Randal Graves said...

sunshine, that's a right jolly joke 'tis. Oh, there's a one here and there, believe you me. I ain't getting any younger.

Tom Harper said...

"You can have my census form when you pry it from my cold dead hands."

And:

"No taxation without representation!"

Betcha didn't know I was fluent in Russian, didja?

Demeur said...

I never trust a man who writes broken Russian. We're sending over Lennin's barber for your hair problem. The color should last forever now.

Sue Carroll said...

Our tea party is being held in Daley Plaza. I got invited by some guy standing outside the train station this morning.

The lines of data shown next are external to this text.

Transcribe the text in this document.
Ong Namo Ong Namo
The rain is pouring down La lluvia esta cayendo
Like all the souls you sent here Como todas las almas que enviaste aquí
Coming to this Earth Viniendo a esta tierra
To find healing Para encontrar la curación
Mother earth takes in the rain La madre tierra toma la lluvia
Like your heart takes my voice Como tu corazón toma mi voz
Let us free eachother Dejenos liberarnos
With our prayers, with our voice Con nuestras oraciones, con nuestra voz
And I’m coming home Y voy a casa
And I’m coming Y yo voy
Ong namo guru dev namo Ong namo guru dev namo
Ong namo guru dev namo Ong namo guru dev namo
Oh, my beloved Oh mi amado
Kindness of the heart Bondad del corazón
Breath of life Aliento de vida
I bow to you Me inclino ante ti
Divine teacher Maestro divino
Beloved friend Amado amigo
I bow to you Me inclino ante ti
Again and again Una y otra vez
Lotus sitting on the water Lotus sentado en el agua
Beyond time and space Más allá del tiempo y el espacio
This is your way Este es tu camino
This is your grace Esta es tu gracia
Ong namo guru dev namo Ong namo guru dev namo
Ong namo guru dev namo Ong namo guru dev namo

I wanted to push him in the Chicago River. And then his skeleton would come bubbling back up like in that Vincent Price movie with the vat of acid.

Utah Savage said...

I'd avoid them too. It takes so little to make me cry these days. Willful ignorance gets me every time.

susan said...

You mean you weren't ready for a walk on the wild side?

Tengrain said...

Graves, you swine!

Would I lie to you?

OK, strike that. Would I lie to you about Tea Baggers Rallying in Plaza de Cesar Chavez? Absolutely not!

Regards,

Tengrain

PS - Eat at Ray's!

S.W. Anderson said...

Shame on you, Randal, passing up a chance to watch history in the making just so you could primp.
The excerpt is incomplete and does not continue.